Nuclear Spin-Mediated Relaxation Mechanisms of the V$_{B}^-$ Center in hBN
Chanaprom Cholsuk, Tobias Vogl, Viktor Ivády
TL;DR
This work addresses the microscopic origin of $T_1$ relaxation for the $V_B^-$ center in bulk hBN at low temperatures by developing a parameter-free spin-dynamics model based on cluster expansion with an extended Lindbladian. Through a sequence of progressively richer cluster models, the authors demonstrate that an extended central-spin description including the electron spin and the three nearest $^{15}$N nuclei is essential, and that incorporating two additional distant $^{15}$N bath spins yields an accurate, largely exponential $T_1$ consistent with experiments and captures the field-dependent relaxation behavior.
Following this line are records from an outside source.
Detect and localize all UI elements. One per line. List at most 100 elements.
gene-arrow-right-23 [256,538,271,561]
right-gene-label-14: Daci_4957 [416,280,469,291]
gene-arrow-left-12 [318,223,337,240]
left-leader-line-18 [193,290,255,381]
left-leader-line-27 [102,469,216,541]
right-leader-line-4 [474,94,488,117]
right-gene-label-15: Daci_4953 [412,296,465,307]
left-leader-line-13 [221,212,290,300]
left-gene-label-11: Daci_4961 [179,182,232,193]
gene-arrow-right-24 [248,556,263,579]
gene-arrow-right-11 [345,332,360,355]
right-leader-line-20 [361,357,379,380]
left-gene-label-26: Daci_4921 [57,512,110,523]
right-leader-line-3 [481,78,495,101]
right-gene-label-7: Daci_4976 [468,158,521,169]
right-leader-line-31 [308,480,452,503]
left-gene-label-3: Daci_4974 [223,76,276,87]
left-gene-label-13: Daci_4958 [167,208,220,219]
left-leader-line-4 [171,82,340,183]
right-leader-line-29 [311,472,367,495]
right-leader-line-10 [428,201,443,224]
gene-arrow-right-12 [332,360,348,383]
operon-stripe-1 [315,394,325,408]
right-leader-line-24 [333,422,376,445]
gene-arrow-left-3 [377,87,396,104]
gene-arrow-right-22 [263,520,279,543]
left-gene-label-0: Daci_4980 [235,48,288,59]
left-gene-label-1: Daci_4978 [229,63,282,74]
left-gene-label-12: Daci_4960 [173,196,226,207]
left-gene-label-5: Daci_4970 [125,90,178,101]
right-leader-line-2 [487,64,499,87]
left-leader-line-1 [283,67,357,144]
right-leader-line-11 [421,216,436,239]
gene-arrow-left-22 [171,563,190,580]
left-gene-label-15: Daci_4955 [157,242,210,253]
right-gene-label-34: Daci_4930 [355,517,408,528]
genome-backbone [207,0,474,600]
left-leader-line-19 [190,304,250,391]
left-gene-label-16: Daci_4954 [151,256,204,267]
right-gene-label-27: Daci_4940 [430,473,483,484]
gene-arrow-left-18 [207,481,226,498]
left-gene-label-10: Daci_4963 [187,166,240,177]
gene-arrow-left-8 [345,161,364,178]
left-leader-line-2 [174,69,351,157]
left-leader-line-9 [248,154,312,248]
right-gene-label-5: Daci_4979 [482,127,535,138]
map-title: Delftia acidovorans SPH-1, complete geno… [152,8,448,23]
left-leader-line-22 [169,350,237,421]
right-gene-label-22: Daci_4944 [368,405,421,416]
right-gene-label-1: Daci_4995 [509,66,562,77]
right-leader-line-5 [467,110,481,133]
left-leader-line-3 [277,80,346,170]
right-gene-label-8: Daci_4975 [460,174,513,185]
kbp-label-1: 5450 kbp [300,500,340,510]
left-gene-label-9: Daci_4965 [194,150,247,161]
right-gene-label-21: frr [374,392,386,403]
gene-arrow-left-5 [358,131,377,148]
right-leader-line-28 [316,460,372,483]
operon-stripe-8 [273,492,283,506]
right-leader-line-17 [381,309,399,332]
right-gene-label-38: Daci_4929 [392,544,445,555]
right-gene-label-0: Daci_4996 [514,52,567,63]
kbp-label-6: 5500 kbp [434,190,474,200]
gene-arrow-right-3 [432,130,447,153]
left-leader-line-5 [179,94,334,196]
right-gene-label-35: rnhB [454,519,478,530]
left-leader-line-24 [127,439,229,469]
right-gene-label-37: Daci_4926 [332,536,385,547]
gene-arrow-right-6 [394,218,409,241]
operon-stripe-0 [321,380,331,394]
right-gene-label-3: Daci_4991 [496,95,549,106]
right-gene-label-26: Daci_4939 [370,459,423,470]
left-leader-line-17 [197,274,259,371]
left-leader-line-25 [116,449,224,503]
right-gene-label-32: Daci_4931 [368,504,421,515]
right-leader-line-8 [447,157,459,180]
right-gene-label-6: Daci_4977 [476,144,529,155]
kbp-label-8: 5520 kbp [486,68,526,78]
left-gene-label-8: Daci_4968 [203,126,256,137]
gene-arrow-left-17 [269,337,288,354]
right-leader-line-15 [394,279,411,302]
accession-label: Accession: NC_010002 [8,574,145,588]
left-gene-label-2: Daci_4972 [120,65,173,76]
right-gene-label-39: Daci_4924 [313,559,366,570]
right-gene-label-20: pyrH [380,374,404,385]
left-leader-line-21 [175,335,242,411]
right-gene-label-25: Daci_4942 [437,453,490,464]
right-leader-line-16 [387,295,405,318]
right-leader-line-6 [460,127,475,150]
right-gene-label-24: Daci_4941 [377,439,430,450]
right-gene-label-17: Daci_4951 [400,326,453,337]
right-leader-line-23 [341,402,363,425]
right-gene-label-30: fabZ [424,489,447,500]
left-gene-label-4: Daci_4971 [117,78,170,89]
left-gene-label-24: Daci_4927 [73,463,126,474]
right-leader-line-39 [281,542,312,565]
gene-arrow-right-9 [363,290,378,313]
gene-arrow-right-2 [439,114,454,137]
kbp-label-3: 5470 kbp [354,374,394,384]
The study reveals three magnetic-field regimes (low-field, near GSLAC, high-field) with distinct relaxation mechanisms dominated by electron–nuclear and nuclear–nuclear flip-flops, and highlights the critical role of nuclear-spin entanglement in mediating relaxation. These insights provide a microscopic framework for engineering longer $T_1$ times and inform the design of nuclear-spin-based quantum technologies in hexagonal boron nitride, with implications for quantum sensing and quantum memory implementations.
Abstract
The negatively charged boron vacancy $V_B^-$ defect in hexagonal boron nitride (hBN) has recently emerged as a promising spin qubit for sensing due to its high-temperature spin control and versatile integration into van der Waals structures. While extensive experiments have explored their coherence properties, much less is known about the spin relaxation time $T_1$ and its control-parameter dependence. In this work, we develop a parameter-free spin dynamics model based on the cluster-expansion technique to investigate $T_1$ relaxation mechanisms at low temperature. Our results reveal that the $V_B^-$ center constitutes a strongly coupled electron spin-nuclear spin core, which necessitates the inclusion of the coherent dynamics and derived memory effects of the three nearest-neighbor nitrogen nuclear spins. Using this framework, this work closely reproduces the experimentally observed $T_1$ time at $B = 90\,\mathrm{G}$ and further predicts the $T_1$ dependence on external magnetic field in the $0 \le B \le 2000\,\mathrm{G}$ interval, when the spin relaxation is predominantly driven by electron-nuclear and nuclear-nuclear flip-flop processes mediated by hyperfine and dipolar interactions. This study establishes a reliable and scalable approach for describing $T_1$ relaxation in $V_B^-$ centers and offers microscopic insights to support future developments in nuclear-spin-based quantum technologies.